There is a moment, about thirty seconds after you slip into the water at Rock Springs, when the rest of the world simply falls away. The current takes you — gently, coolly, inevitably — and you find yourself drifting through a cathedral of ancient cypress trees, Spanish moss trailing overhead, sunlight fractured into a thousand green and gold pieces on the surface of water so clear you can count every pebble on the bottom. This is Kelly Park, and it is one of the finest natural experiences within an hour of downtown Orlando.
Located in Apopka, just about 35 minutes northwest of the city’s tourist corridor, Kelly Park sits along Rock Springs Run, a first-magnitude spring that pumps roughly 65 million gallons of crystal-clear, 68-degree water into a lazy half-mile tubing run every single day. That temperature is the secret weapon. On a scorching Florida summer afternoon, sliding into that water feels like the most sensible thing a human being has ever done. In winter, when the air turns crisp, that same 68 degrees feels positively warm — and the manatees who occasionally wander up from the Wekiva River seem to agree entirely.
The tubing run itself is the main event. You can rent tubes from vendors just outside the park entrance, drag yours to the put-in point, and let the spring do all the work. Families float alongside couples, kids shriek with delight when they hit the gentle rush near the swimming area, and somewhere along the way everyone goes a little quiet, looking up at the tree canopy and thinking this is exactly what Florida is supposed to feel like before the theme parks and the highway billboards got involved.

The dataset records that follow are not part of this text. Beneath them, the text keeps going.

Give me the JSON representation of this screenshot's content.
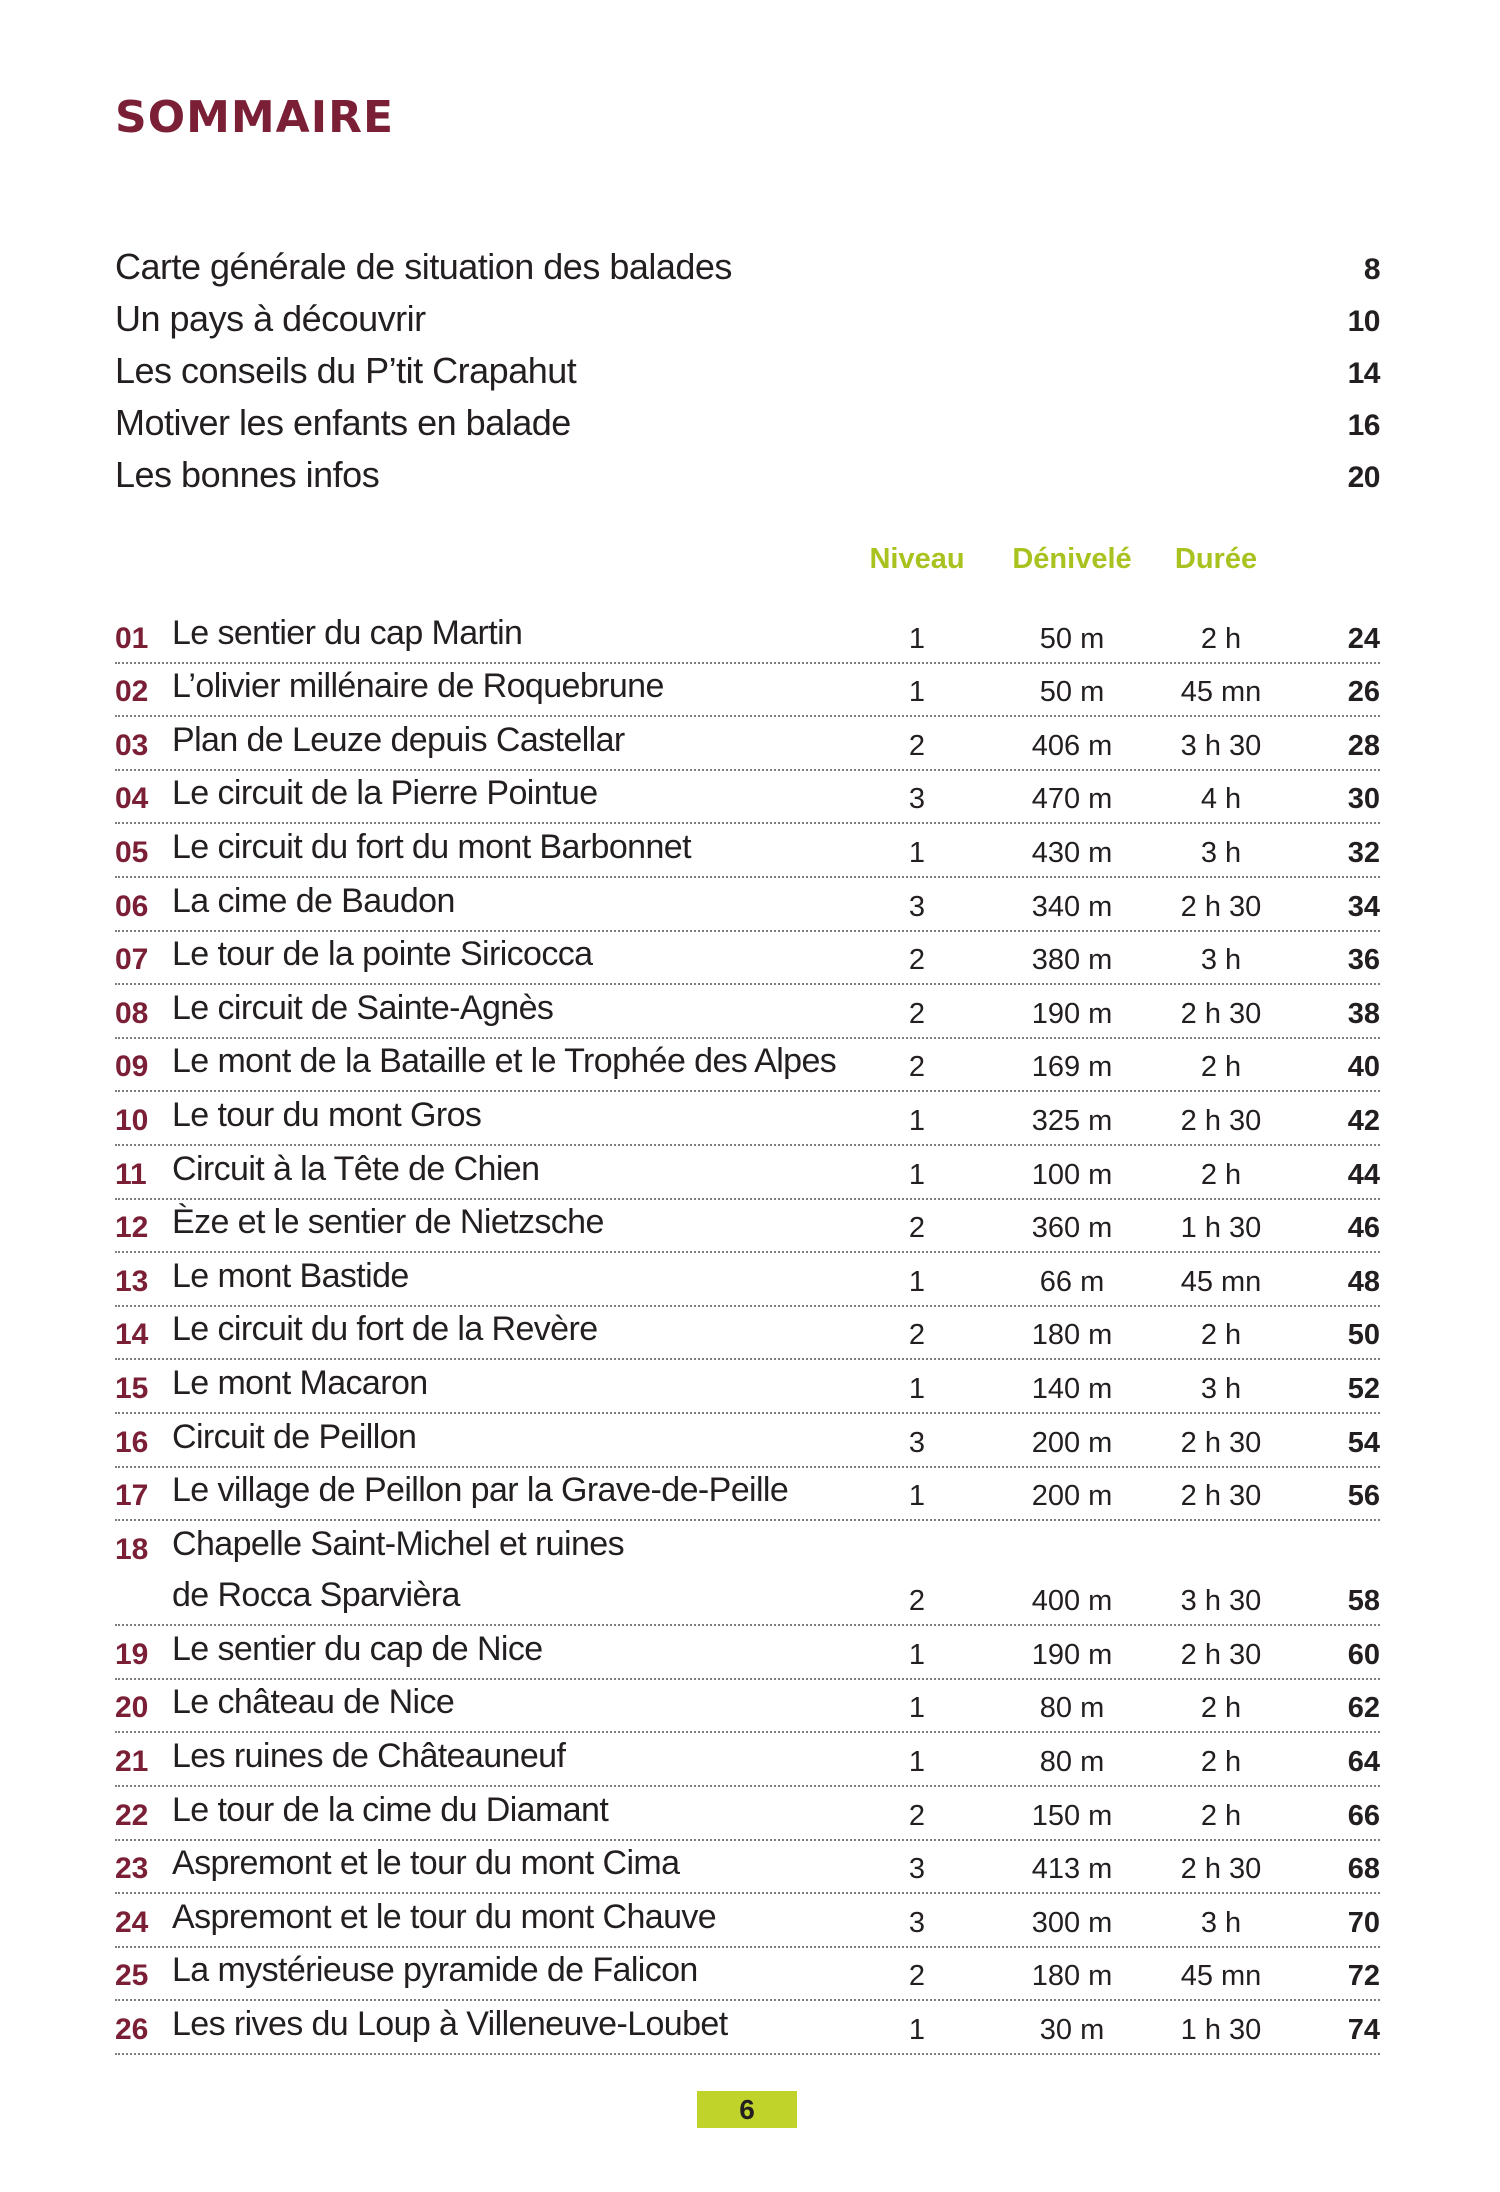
{
  "title": "SOMMAIRE",
  "intro": [
    {
      "label": "Carte générale de situation des balades",
      "page": "8"
    },
    {
      "label": "Un pays à découvrir",
      "page": "10"
    },
    {
      "label": "Les conseils du P’tit Crapahut",
      "page": "14"
    },
    {
      "label": "Motiver les enfants en balade",
      "page": "16"
    },
    {
      "label": "Les bonnes infos",
      "page": "20"
    }
  ],
  "columns": {
    "level": "Niveau",
    "elevation": "Dénivelé",
    "duration": "Durée"
  },
  "walks": [
    {
      "num": "01",
      "name": "Le sentier du cap Martin",
      "level": "1",
      "elevation": "50 m",
      "duration": "2 h",
      "page": "24"
    },
    {
      "num": "02",
      "name": "L’olivier millénaire de Roquebrune",
      "level": "1",
      "elevation": "50 m",
      "duration": "45 mn",
      "page": "26"
    },
    {
      "num": "03",
      "name": "Plan de Leuze depuis Castellar",
      "level": "2",
      "elevation": "406 m",
      "duration": "3 h 30",
      "page": "28"
    },
    {
      "num": "04",
      "name": "Le circuit de la Pierre Pointue",
      "level": "3",
      "elevation": "470 m",
      "duration": "4 h",
      "page": "30"
    },
    {
      "num": "05",
      "name": "Le circuit du fort du mont Barbonnet",
      "level": "1",
      "elevation": "430 m",
      "duration": "3 h",
      "page": "32"
    },
    {
      "num": "06",
      "name": "La cime de Baudon",
      "level": "3",
      "elevation": "340 m",
      "duration": "2 h 30",
      "page": "34"
    },
    {
      "num": "07",
      "name": "Le tour de la pointe Siricocca",
      "level": "2",
      "elevation": "380 m",
      "duration": "3 h",
      "page": "36"
    },
    {
      "num": "08",
      "name": "Le circuit de Sainte-Agnès",
      "level": "2",
      "elevation": "190 m",
      "duration": "2 h 30",
      "page": "38"
    },
    {
      "num": "09",
      "name": "Le mont de la Bataille et le Trophée des Alpes",
      "level": "2",
      "elevation": "169 m",
      "duration": "2 h",
      "page": "40"
    },
    {
      "num": "10",
      "name": "Le tour du mont Gros",
      "level": "1",
      "elevation": "325 m",
      "duration": "2 h 30",
      "page": "42"
    },
    {
      "num": "11",
      "name": "Circuit à la Tête de Chien",
      "level": "1",
      "elevation": "100 m",
      "duration": "2 h",
      "page": "44"
    },
    {
      "num": "12",
      "name": "Èze et le sentier de Nietzsche",
      "level": "2",
      "elevation": "360 m",
      "duration": "1 h 30",
      "page": "46"
    },
    {
      "num": "13",
      "name": "Le mont Bastide",
      "level": "1",
      "elevation": "66 m",
      "duration": "45 mn",
      "page": "48"
    },
    {
      "num": "14",
      "name": "Le circuit du fort de la Revère",
      "level": "2",
      "elevation": "180 m",
      "duration": "2 h",
      "page": "50"
    },
    {
      "num": "15",
      "name": "Le mont Macaron",
      "level": "1",
      "elevation": "140 m",
      "duration": "3 h",
      "page": "52"
    },
    {
      "num": "16",
      "name": "Circuit de Peillon",
      "level": "3",
      "elevation": "200 m",
      "duration": "2 h 30",
      "page": "54"
    },
    {
      "num": "17",
      "name": "Le village de Peillon par la Grave-de-Peille",
      "level": "1",
      "elevation": "200 m",
      "duration": "2 h 30",
      "page": "56"
    },
    {
      "num": "18",
      "name": "Chapelle Saint-Michel et ruines",
      "name2": "de Rocca Sparvièra",
      "level": "2",
      "elevation": "400 m",
      "duration": "3 h 30",
      "page": "58"
    },
    {
      "num": "19",
      "name": "Le sentier du cap de Nice",
      "level": "1",
      "elevation": "190 m",
      "duration": "2 h 30",
      "page": "60"
    },
    {
      "num": "20",
      "name": "Le château de Nice",
      "level": "1",
      "elevation": "80 m",
      "duration": "2 h",
      "page": "62"
    },
    {
      "num": "21",
      "name": "Les ruines de Châteauneuf",
      "level": "1",
      "elevation": "80 m",
      "duration": "2 h",
      "page": "64"
    },
    {
      "num": "22",
      "name": "Le tour de la cime du Diamant",
      "level": "2",
      "elevation": "150 m",
      "duration": "2 h",
      "page": "66"
    },
    {
      "num": "23",
      "name": "Aspremont et le tour du mont Cima",
      "level": "3",
      "elevation": "413 m",
      "duration": "2 h 30",
      "page": "68"
    },
    {
      "num": "24",
      "name": "Aspremont et le tour du mont Chauve",
      "level": "3",
      "elevation": "300 m",
      "duration": "3 h",
      "page": "70"
    },
    {
      "num": "25",
      "name": "La mystérieuse pyramide de Falicon",
      "level": "2",
      "elevation": "180 m",
      "duration": "45 mn",
      "page": "72"
    },
    {
      "num": "26",
      "name": "Les rives du Loup à Villeneuve-Loubet",
      "level": "1",
      "elevation": "30 m",
      "duration": "1 h 30",
      "page": "74"
    }
  ],
  "page_number": "6",
  "colors": {
    "title": "#7a1f35",
    "accent": "#a9c21f",
    "page_badge": "#bfd32b"
  }
}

Beyond the run, Kelly Park rewards those who linger. There are shaded picnic pavilions, barbecue grills, and a well-maintained campground for anyone who wants to make a weekend of it. A short nature trail winds through floodplain forest alongside the spring run, and early mornings — before the park reaches its weekend capacity limit — offer genuinely magical wildlife watching. Wood ducks, great blue herons, river otters, and the occasional bald eagle are all regular visitors.
A few practical notes worth knowing: Kelly Park fills up fast on summer weekends and is known to close its gates by mid-morning when capacity is reached. Arrive early — ideally before 9 a.m. — and you will have the springs nearly to yourself in that golden first hour. Weekday visits are almost always relaxed and unhurried. Admission is just a few dollars per vehicle, which makes it one of the most affordable and spectacular half-days you can spend in Central Florida.
Rock Springs is a reminder that beneath all the manufactured magic Orlando is famous for, there is a genuinely wild and beautiful Florida still flowing quietly along. Come find it.